Parallel random number using MKL VSL not in parallel ? [ fortran90 ]

1.3k Views Asked by At

I've implemented the code bellow that generate vectors of random number using the MKL VSL library:

! ifort -mkl test1.f90 -cpp -openmp

include "mkl_vsl.f90"

#define ITERATION 1000000
#define LENGH 10000

program test
use mkl_vsl_type
use mkl_vsl
use mkl_service
use omp_lib
implicit none 

integer i,brng, method, seed, dm,n,errcode
real(kind=8) r(LENGH) , s
real(kind=8) a, b, start,endd
TYPE (VSL_STREAM_STATE) :: stream
integer(4) :: nt

!     ***** 

brng   = VSL_BRNG_SOBOL
method = VSL_RNG_METHOD_UNIFORM_STD
seed = 777

a = 0.0
b = 1.0
s = 0.0

!call omp_set_num_threads(4)
call omp_set_dynamic(0)
nt = omp_get_max_threads()

!     ***** 

print *,'max OMP threads number',nt

if (1 == omp_get_dynamic()) then
  print '(" Intel OMP may use less than "I0" threads for a large problem")', nt
else
  print '(" Intel OMP should use "I0" threads for a large problem")', nt
end if

if (1 == omp_get_max_threads()) print *, "Intel MKL does not employ threading" 

!call mkl_set_num_threads(4)
call mkl_set_dynamic(0)
nt = mkl_get_max_threads()

print *,'max MKL threads number',nt

if (1 == mkl_get_dynamic()) then
  print '(" Intel MKL may use less than "I0" threads for a large problem")', nt
else
  print '(" Intel MKL should use "I0" threads for a large problem")', nt
end if

if (1 == mkl_get_max_threads()) print *, "Intel MKL does not employ threading"      

!     ***** Initialize *****

      errcode=vslnewstream( stream, brng,  seed )

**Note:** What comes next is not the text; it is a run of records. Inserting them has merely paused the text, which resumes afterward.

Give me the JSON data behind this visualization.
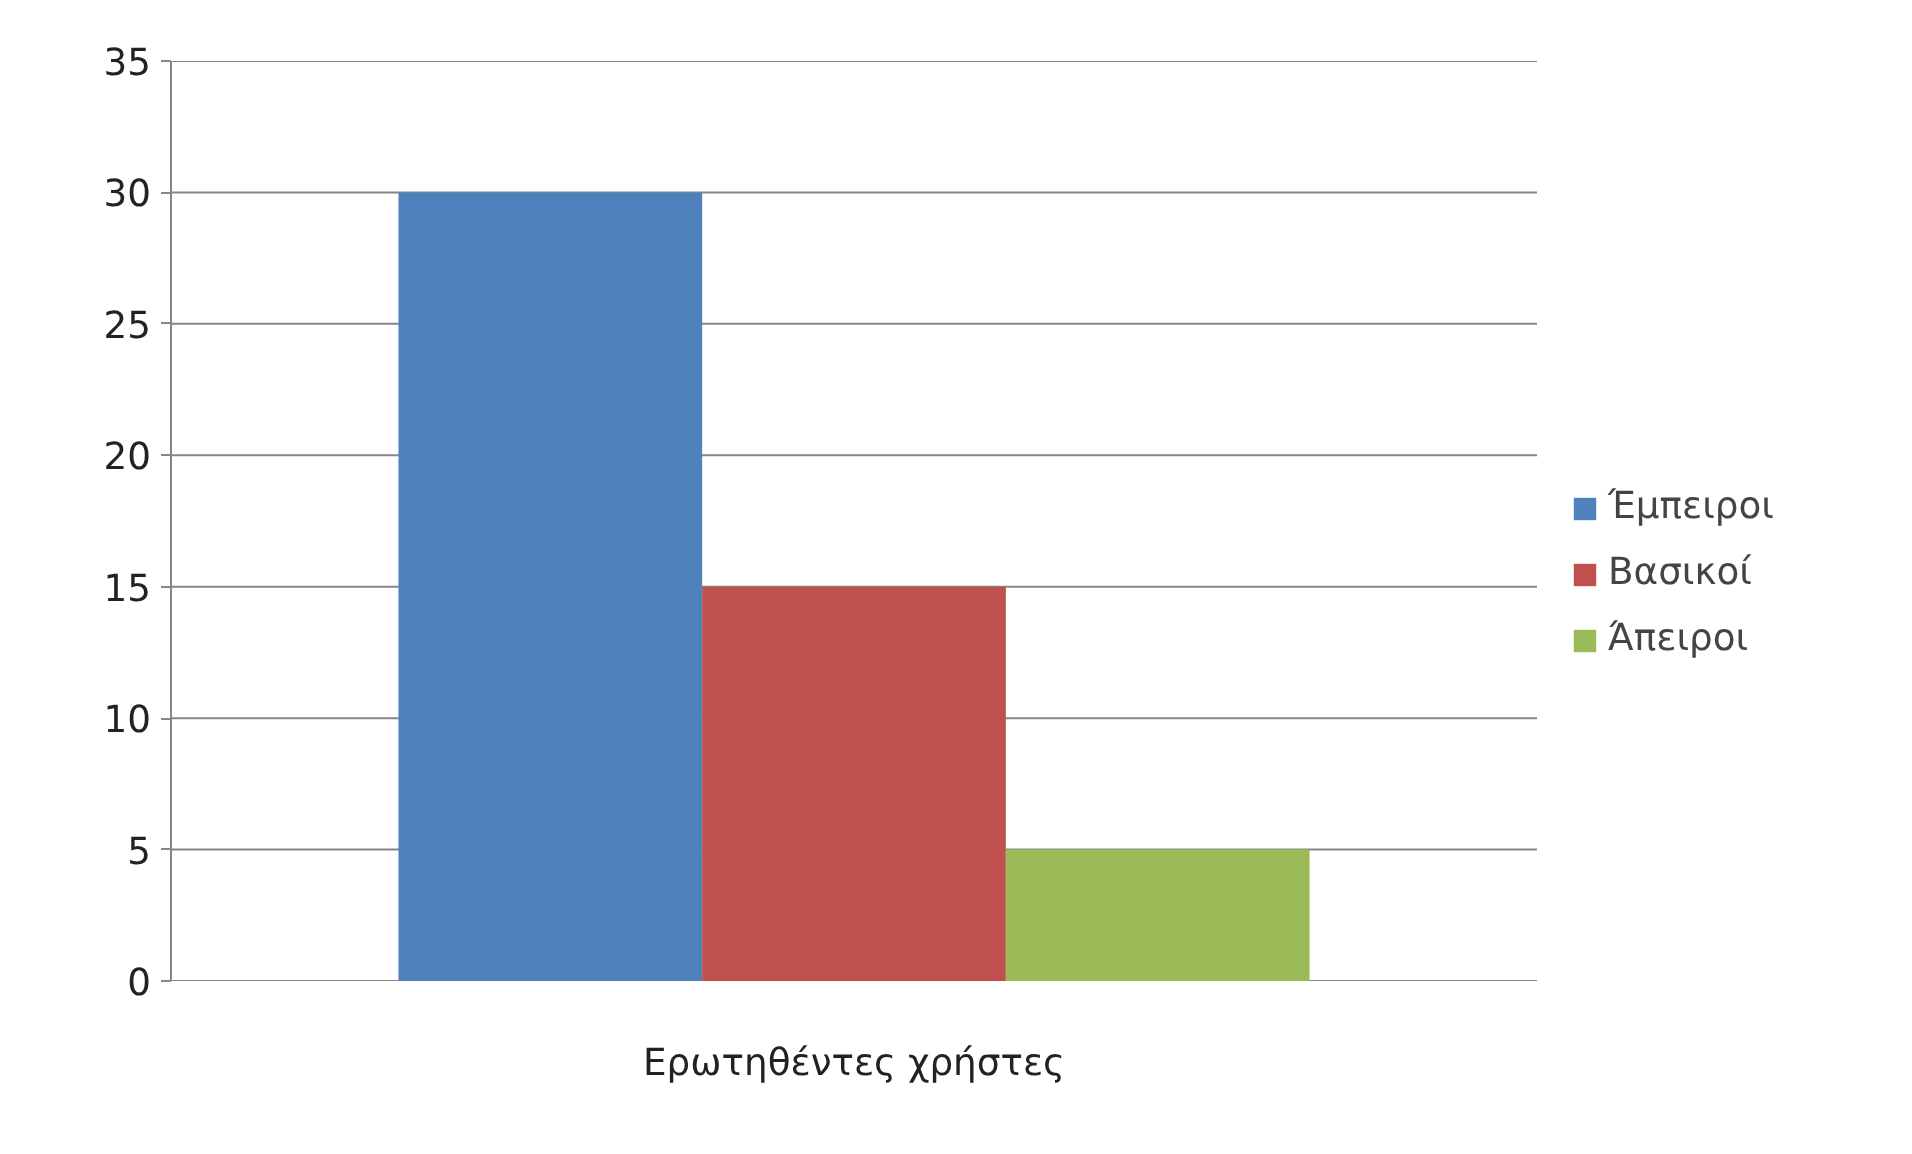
{
  "chart_data": {
    "type": "bar",
    "categories": [
      "Ερωτηθέντες χρήστες"
    ],
    "series": [
      {
        "name": "Έμπειροι",
        "color": "#4f81bd",
        "values": [
          30
        ]
      },
      {
        "name": "Βασικοί",
        "color": "#c0504d",
        "values": [
          15
        ]
      },
      {
        "name": "Άπειροι",
        "color": "#9bbb59",
        "values": [
          5
        ]
      }
    ],
    "ylim": [
      0,
      35
    ],
    "yticks": [
      0,
      5,
      10,
      15,
      20,
      25,
      30,
      35
    ],
    "grid": "y",
    "legend": "right"
  }
}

!     ***** Call RNG *****

start=omp_get_wtime()

do i=1,ITERATION 
      errcode=vdrnguniform( method, stream, LENGH, r, a, b ) 
      s = s + sum(r)/LENGH
end do      

endd=omp_get_wtime()    

!     ***** DEleting the stream *****      

      errcode=vsldeletestream(stream)

!     ***** 

print *, s/ITERATION, endd-start

end program test

I don't see any speedup when using 4 and 32 threads for instance.
I use the Intel compiler version 13.1.3 and compile doing

ifort -mkl test1.f90 -cpp -openmp

It's like the random numbers are not generated in parallel.
Any hints here?

Thank you,

Éric.

1

There are 1 best solutions below

3
On

Your code doesn't contain any OpenMP directives to actually parallelise the work, when it executes it runs only 1 thread. It is not sufficient to use omp_lib and to scatter a few calls to functions such as omp_get_wtime around, you actually have to insert some worksharing directives.

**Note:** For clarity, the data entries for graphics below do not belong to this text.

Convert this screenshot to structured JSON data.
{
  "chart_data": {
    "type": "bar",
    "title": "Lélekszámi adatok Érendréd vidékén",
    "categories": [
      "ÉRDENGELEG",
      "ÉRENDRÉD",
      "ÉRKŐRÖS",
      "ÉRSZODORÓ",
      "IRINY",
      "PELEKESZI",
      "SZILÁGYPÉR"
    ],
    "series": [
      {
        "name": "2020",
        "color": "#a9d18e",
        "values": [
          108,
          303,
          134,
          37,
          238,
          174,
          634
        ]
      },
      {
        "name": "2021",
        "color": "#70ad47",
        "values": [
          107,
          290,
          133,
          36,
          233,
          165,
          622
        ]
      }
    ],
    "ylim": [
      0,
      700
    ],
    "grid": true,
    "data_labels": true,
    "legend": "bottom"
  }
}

If I run your code, as is, my performance monitor shows that only one thread is active, and your code reports

 max OMP threads number 16
 Intel OMP should use 16 threads for a large problem
 max MKL threads number 16
 Intel MKL should use 16 threads for a large problem
 0.499972674509302 11.2807227574035

If I simply wrap the loop in an OpenMP worksharing directive, like this

!$omp parallel do
do i=1,ITERATION 
      errcode=vdrnguniform( method, stream, LENGH, r, a, b ) 
      s = s + sum(r)/LENGH
end do      
!$omp end parallel do

then the performance monitor on my dual-quad-core-with-hyperthreading-PC shows that 16 threads are active and your program reports

 max OMP threads number 16
 Intel OMP should use 16 threads for a large problem
 max MKL threads number 16
 Intel MKL should use 16 threads for a large problem
 0.380979220384302 7.17352125150956

I guess the hint I would offer is: study your favourite OpenMP tutorial, in particular the sections covering the parallel and do directives. I offer no warranty that the simple modification I have made does not break your program; in particular I don't guarantee that I haven't introduced a race condition.

I leave you the exercise of determining whether the speed-up on going from 1 to 16 (hyper-)threads is acceptable and any analysis of why it appears to be so modest.